Public school teachers at the elementary and secondary levels, however, must be licensed or certified in all 50 states and the District of Columbia. Education technology professionals who wish to make classroom teaching a part of their repertoire will have to take all necessary certification courses and pass all associated Praxis and content knowledge exams before seeking employment.
Professional Associations in Education Technology
Membership in professional organizations can provide access to career education materials, networking opportunities and proprietary publications that keep members on the leading edge of their occupation. Innovation in the tools and methods of edu tech has been widespread over the last several years, so staying plugged in to a network of other people passionate about their work is a way to ensure you and your organization aren't left behind.

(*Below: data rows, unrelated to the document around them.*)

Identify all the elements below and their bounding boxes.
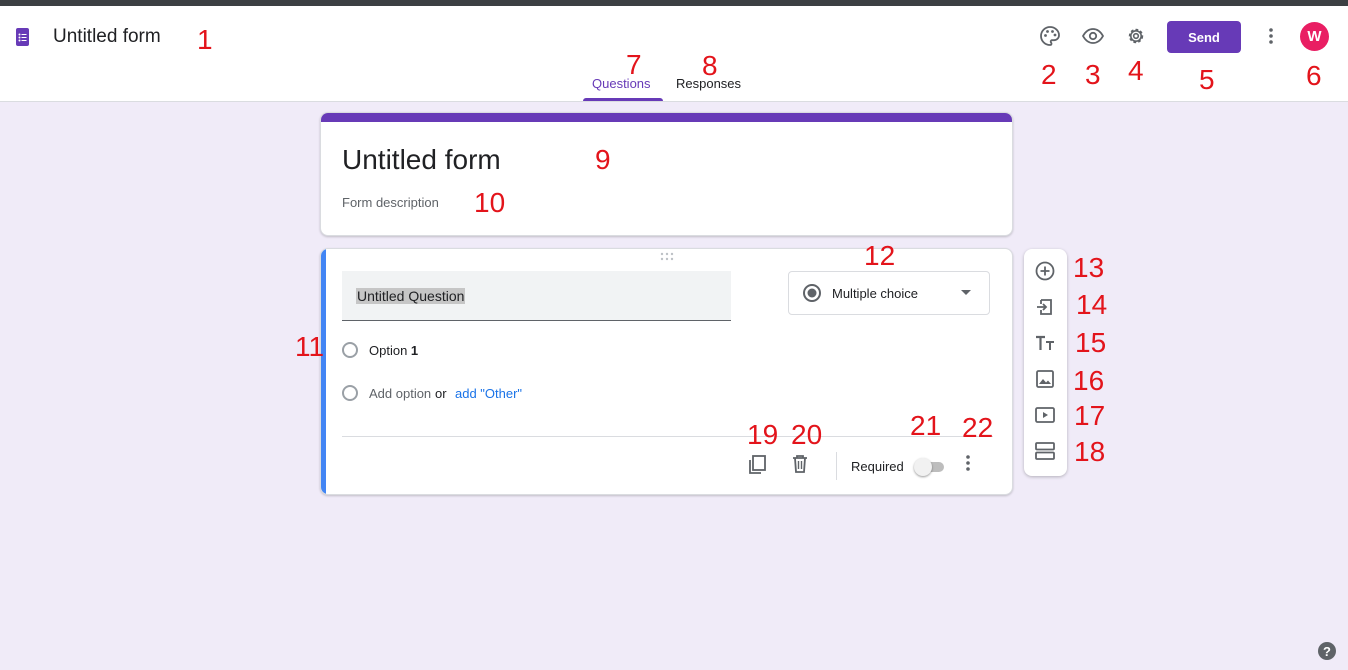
annotation-20: 20 xyxy=(791,419,823,450)
question-type-dropdown[interactable]: Multiple choice xyxy=(788,271,990,315)
annotation-4: 4 xyxy=(1128,55,1144,86)
add-image-icon[interactable] xyxy=(1034,368,1056,390)
option-1-prefix: Option xyxy=(369,343,411,358)
delete-trash-icon[interactable] xyxy=(789,453,811,475)
annotation-5: 5 xyxy=(1199,64,1215,95)
help-icon[interactable]: ? xyxy=(1318,642,1336,660)
annotation-9: 9 xyxy=(595,144,611,175)
duplicate-icon[interactable] xyxy=(746,453,768,475)
send-button[interactable]: Send xyxy=(1167,21,1241,53)
form-description-input[interactable]: Form description xyxy=(342,195,439,210)
annotation-22: 22 xyxy=(962,412,994,443)
toggle-knob xyxy=(914,458,932,476)
option-1-input[interactable]: Option 1 xyxy=(369,343,418,358)
annotation-8: 8 xyxy=(702,50,718,81)
form-title-card: Untitled form Form description xyxy=(320,112,1013,236)
add-video-icon[interactable] xyxy=(1034,404,1056,426)
question-title-input[interactable]: Untitled Question xyxy=(342,271,731,321)
add-option-link[interactable]: Add option xyxy=(369,386,431,401)
add-question-icon[interactable] xyxy=(1034,260,1056,282)
question-title-text: Untitled Question xyxy=(356,288,466,304)
doc-title[interactable]: Untitled form xyxy=(53,26,161,48)
annotation-21: 21 xyxy=(910,410,942,441)
annotation-14: 14 xyxy=(1076,289,1108,320)
question-type-label: Multiple choice xyxy=(832,286,918,301)
question-active-bar xyxy=(321,249,326,494)
question-card[interactable]: Untitled Question Multiple choice Option… xyxy=(320,248,1013,495)
radio-button-icon xyxy=(803,284,821,302)
option-1-number: 1 xyxy=(410,343,419,358)
active-tab-indicator xyxy=(583,98,663,101)
annotation-15: 15 xyxy=(1075,327,1107,358)
annotation-19: 19 xyxy=(747,419,779,450)
annotation-6: 6 xyxy=(1306,60,1322,91)
add-title-icon[interactable] xyxy=(1034,332,1056,354)
annotation-2: 2 xyxy=(1041,59,1057,90)
annotation-12: 12 xyxy=(864,240,896,271)
forms-logo-icon[interactable] xyxy=(14,28,31,46)
annotation-18: 18 xyxy=(1074,436,1106,467)
add-option-radio-icon xyxy=(342,385,358,401)
annotation-13: 13 xyxy=(1073,252,1105,283)
account-avatar[interactable]: W xyxy=(1300,22,1329,51)
or-label: or xyxy=(435,386,447,401)
annotation-17: 17 xyxy=(1074,400,1106,431)
option-radio-icon xyxy=(342,342,358,358)
annotation-10: 10 xyxy=(474,187,506,218)
required-toggle[interactable] xyxy=(914,457,948,477)
import-questions-icon[interactable] xyxy=(1034,296,1056,318)
title-card-accent-bar xyxy=(321,113,1012,122)
add-other-link[interactable]: add "Other" xyxy=(455,386,522,401)
add-section-icon[interactable] xyxy=(1034,440,1056,462)
footer-separator xyxy=(836,452,837,480)
form-title-input[interactable]: Untitled form xyxy=(342,144,501,176)
side-toolbar xyxy=(1024,249,1067,476)
annotation-16: 16 xyxy=(1073,365,1105,396)
settings-gear-icon[interactable] xyxy=(1124,24,1148,48)
annotation-7: 7 xyxy=(626,49,642,80)
chevron-down-icon xyxy=(961,290,971,295)
tab-questions[interactable]: Questions xyxy=(592,76,651,91)
drag-handle-icon[interactable] xyxy=(659,252,675,262)
question-footer-divider xyxy=(342,436,993,437)
annotation-11: 11 xyxy=(295,331,325,362)
palette-icon[interactable] xyxy=(1038,24,1062,48)
more-options-icon[interactable] xyxy=(957,452,979,474)
annotation-3: 3 xyxy=(1085,59,1101,90)
more-vert-icon[interactable] xyxy=(1259,24,1283,48)
annotation-1: 1 xyxy=(197,24,213,55)
preview-eye-icon[interactable] xyxy=(1081,24,1105,48)
required-label: Required xyxy=(851,459,904,474)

Here's a short list of some national and international organizations and associations that serve the education tech community:
- International Society for Technology in Education (ISTE)
- Association for the Advancement of Computing in Education (AACE)
- The eLearning Guild
- Association for Educational Communications and Technology (AECT)
Regional associations can also be found, particularly at the state level. Here are just a few of the statewide associations in the field:
- Nebraska Educational Technology Association (NETA)
- California Educational Technology Professionals Association (CETPA)
- Tennessee Educational Technology Association (TETA)
- New York State Educational Media/Technology Association (EMTA)
There are also numerous conferences that take place around the country each year, often sponsored by one or more professional associations, where people from a variety of disciplines within the educational tech field gather to share ideas and learn individually from each other's collected experience.